A Bengaluru-based watch collector makes it the motto of his life to keep the HMT watches ticking even after the loss-making company shut down last year after a six-decade stint.

Prashant Pandey wears five wrist watches—mostly HMTs—a day. After waking up to a watch near his pillow, the HR professional sets out on his morning walk wearing his first and returns from work at night, in his fifth. His Janata Devanagari—vintage watch with Hindi numbers—sits longest on his wrist, for eight to nine hours of his working day.

Prashant Pandey | Pushkar V
Prashant Pandey | Pushkar V

Pandey may have got his first watch—a no-name digital—as an eight-year-old, but his journey with HMT began the very same year (1988), when his grandfather was gifted a quartz watch by his bank.

The passion grew stronger, when he got his first HMT (Devanagari) in 2012 and he has been an avid watch collector since then. Pandey has collected so many of them that he claims to have lost count of his bevy of beauties.

“I have the entire rainbow and choose what to wear as per mood,” says the 36-year-old, who lives in Bengaluru.

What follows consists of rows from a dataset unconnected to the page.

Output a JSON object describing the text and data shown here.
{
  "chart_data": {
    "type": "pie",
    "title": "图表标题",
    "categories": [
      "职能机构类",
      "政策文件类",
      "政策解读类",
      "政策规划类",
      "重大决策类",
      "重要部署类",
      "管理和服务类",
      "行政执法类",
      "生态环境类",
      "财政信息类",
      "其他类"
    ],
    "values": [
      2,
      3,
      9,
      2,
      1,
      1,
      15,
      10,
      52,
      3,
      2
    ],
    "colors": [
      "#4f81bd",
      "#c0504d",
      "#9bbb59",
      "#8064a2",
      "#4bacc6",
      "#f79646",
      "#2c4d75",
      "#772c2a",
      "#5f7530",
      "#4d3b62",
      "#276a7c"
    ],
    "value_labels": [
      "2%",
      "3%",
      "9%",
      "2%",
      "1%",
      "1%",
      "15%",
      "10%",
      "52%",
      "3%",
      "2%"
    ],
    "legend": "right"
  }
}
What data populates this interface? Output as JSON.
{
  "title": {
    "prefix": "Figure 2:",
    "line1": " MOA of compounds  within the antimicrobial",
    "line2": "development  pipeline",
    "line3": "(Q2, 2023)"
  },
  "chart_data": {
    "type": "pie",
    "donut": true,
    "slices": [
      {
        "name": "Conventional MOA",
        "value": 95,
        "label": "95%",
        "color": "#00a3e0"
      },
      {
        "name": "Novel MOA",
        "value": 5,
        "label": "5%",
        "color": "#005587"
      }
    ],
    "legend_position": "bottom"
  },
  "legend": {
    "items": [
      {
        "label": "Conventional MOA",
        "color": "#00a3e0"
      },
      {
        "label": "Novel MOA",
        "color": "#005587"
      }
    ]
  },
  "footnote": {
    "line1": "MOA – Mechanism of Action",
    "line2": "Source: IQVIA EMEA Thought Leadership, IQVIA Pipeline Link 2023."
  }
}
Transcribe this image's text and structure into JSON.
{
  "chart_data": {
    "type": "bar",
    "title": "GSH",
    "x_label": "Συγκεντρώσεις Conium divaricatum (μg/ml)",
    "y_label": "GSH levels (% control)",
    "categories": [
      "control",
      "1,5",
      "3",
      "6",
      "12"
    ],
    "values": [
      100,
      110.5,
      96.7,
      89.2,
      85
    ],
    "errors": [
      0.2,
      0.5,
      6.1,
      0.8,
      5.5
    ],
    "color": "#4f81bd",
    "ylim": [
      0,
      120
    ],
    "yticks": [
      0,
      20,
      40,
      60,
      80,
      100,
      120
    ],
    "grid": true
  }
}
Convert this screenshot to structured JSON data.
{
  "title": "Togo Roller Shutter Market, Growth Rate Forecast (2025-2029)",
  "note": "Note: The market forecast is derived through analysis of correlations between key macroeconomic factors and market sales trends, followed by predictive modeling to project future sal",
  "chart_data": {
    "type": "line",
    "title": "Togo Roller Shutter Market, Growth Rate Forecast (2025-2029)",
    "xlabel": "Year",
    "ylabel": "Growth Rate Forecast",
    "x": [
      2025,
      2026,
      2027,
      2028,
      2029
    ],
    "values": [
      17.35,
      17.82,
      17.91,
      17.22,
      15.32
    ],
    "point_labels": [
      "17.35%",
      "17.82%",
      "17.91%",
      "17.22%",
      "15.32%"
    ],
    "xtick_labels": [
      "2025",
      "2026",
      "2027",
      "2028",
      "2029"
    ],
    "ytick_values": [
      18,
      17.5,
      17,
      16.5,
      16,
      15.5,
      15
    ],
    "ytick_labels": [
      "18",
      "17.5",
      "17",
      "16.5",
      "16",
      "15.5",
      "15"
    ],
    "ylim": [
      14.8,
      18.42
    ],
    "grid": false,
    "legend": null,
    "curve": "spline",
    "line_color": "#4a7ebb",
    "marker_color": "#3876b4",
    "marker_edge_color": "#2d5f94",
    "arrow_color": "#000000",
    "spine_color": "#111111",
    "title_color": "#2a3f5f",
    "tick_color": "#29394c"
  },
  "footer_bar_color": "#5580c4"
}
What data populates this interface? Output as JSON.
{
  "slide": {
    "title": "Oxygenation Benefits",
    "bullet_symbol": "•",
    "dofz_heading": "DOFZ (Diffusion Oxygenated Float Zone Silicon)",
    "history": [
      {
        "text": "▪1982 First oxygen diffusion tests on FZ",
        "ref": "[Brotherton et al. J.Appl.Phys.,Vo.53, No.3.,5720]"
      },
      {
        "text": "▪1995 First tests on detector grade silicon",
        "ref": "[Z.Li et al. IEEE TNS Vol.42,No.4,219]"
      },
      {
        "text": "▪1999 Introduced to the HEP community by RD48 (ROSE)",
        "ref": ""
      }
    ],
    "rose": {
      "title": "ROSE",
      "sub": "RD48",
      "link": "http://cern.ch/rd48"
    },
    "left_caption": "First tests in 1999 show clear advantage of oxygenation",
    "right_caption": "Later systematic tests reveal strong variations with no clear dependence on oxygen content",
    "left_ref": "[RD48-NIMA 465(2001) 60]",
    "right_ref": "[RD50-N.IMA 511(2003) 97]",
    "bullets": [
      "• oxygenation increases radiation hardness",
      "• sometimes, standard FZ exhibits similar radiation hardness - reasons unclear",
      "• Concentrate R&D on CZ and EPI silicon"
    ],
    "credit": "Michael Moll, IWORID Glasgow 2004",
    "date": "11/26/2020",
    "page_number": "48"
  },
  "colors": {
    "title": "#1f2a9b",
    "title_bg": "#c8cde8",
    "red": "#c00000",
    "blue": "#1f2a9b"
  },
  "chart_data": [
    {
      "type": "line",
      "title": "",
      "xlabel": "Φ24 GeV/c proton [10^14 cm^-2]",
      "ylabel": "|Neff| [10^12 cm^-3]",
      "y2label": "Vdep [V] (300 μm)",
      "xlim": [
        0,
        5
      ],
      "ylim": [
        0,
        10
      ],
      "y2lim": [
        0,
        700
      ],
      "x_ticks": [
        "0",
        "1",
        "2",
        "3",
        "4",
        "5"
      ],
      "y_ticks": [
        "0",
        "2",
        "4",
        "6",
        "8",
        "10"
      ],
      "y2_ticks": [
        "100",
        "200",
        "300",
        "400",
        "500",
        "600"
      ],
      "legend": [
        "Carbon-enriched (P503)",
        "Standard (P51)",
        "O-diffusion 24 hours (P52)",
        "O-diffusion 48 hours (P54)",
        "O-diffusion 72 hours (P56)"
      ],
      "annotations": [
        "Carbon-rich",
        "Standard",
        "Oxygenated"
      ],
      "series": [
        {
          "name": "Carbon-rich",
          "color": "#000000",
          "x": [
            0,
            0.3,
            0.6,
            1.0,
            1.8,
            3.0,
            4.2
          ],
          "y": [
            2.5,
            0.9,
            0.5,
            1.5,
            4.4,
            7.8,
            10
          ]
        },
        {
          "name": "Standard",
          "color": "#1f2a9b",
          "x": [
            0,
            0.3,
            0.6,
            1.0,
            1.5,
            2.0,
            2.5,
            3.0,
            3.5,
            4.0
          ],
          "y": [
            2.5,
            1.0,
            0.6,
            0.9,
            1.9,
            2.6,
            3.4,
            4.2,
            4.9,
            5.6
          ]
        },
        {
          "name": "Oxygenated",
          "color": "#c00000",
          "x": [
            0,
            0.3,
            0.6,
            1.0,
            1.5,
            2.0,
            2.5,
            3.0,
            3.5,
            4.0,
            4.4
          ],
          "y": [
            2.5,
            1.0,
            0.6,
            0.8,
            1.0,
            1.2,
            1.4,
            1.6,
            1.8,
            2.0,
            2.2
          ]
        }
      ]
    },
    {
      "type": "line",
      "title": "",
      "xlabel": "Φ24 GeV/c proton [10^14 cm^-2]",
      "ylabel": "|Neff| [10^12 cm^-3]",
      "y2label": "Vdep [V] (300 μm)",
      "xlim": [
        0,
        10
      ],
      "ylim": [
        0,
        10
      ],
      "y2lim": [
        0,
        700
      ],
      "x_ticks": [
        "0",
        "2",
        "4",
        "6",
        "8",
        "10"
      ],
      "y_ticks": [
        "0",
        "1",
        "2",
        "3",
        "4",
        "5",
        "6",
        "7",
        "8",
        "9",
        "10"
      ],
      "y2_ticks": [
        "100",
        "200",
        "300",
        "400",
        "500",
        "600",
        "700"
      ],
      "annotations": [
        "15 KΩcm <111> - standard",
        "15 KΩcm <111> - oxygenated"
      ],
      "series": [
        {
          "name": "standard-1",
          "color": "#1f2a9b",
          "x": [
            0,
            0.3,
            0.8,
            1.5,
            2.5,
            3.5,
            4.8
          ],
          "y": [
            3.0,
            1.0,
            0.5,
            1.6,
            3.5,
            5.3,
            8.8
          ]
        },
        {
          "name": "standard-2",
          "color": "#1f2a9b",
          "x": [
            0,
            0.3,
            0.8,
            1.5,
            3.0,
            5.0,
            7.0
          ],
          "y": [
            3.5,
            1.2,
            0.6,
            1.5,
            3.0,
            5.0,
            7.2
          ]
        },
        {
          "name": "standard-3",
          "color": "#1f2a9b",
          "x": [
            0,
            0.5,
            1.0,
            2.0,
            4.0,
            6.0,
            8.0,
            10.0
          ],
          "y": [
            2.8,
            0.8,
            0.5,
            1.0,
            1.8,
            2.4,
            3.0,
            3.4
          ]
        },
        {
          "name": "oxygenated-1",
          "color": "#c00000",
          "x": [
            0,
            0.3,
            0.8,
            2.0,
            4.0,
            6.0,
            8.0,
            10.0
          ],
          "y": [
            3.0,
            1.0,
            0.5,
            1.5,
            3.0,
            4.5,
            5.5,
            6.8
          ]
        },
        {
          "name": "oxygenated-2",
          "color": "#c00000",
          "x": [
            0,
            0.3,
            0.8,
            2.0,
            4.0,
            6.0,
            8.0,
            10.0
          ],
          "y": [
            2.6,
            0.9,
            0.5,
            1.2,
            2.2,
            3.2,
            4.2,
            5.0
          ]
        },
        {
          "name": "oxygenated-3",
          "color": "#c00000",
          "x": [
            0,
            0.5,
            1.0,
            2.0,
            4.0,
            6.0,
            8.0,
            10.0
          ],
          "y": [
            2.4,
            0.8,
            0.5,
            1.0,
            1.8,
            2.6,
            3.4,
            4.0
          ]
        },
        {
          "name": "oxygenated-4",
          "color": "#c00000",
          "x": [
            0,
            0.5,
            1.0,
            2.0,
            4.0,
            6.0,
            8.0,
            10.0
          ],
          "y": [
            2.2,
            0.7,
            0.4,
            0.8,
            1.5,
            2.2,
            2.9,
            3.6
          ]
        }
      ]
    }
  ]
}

Even after the loss-making company Hindustan Machine Tools (HMT) shut down last year after a six-decade run, Pandey has made it his motto to keep its watches ticking.

“Some would call my habit of changing watches lunacy, but if I don’t change them, I can’t enjoy them. My watches are aesthetically simple and an extension of my identity.”

Once at a flea market, he dug out an HMT Tareeq lying face down in the dirt and clinging to adhesive spilt from a can. “A crystal came out of it and the watch looked like it wanted to be rescued,” he says.

Pandey decided to give the watch a fighting chance and a careful clean-up later, “it ticked back to life like a survivor under debris,” says Pandey, who collects watches of different brands, though HMT primarily.

There have also been some serendipitous buys.  

A couple of years ago, on a Friday night, Pandey shared his yearning for the HMT Rakhee, which he’d spotted in an advertisement from the 70s, with his friend. The next day, while shopping with his wife, he spotted it in a “nondescript” watch shop. He walked out light of heart and pocket, to an eye roll from the wife waiting in the car.

From someone who’s spent half a month’s salary, at times, on collecting watches over the past four years, Pandey now sticks to a fixed monthly quota that could buy him 10-15 watches. “I feel like a boy in a candy shop, but I keep a poker face. A watch that was officially priced at Rs 2,200 officially, could go up to Rs 15,000 if the seller sensed your excitement,” he says. “But it’s a bubble that could burst anytime. Like in the share market, you must know what to buy. You can make profit only if you buy watches when they are cheap. When HMT Pilot was launched in 2013 for Rs 1,200, it became a rage for its white dial and blue hands and sold for 10 times as much. But the bubble, indeed, burst when the company re-launched it a couple of years later for Rs 2,200.”

In August 2013, Pandey initiated a Facebook group of watch collectors, to evangelise the nation about HMT watches.

The group has now grown to 1,600 members, with most male members between the age group of 14 and 70. “The very few women members mostly ‘like’ or post comments, but one of them who learnt watch repairing will soon be uploading a video of herself servicing a watch,”says Pandey.

From a fourth standard student in Lucknow whose journey in time began with making paper clocks with hands fashioned from used ballpen refills—courtesy a Doordarshan programme—he’s come a long way, indeed. Only time will tell, how far he’ll go.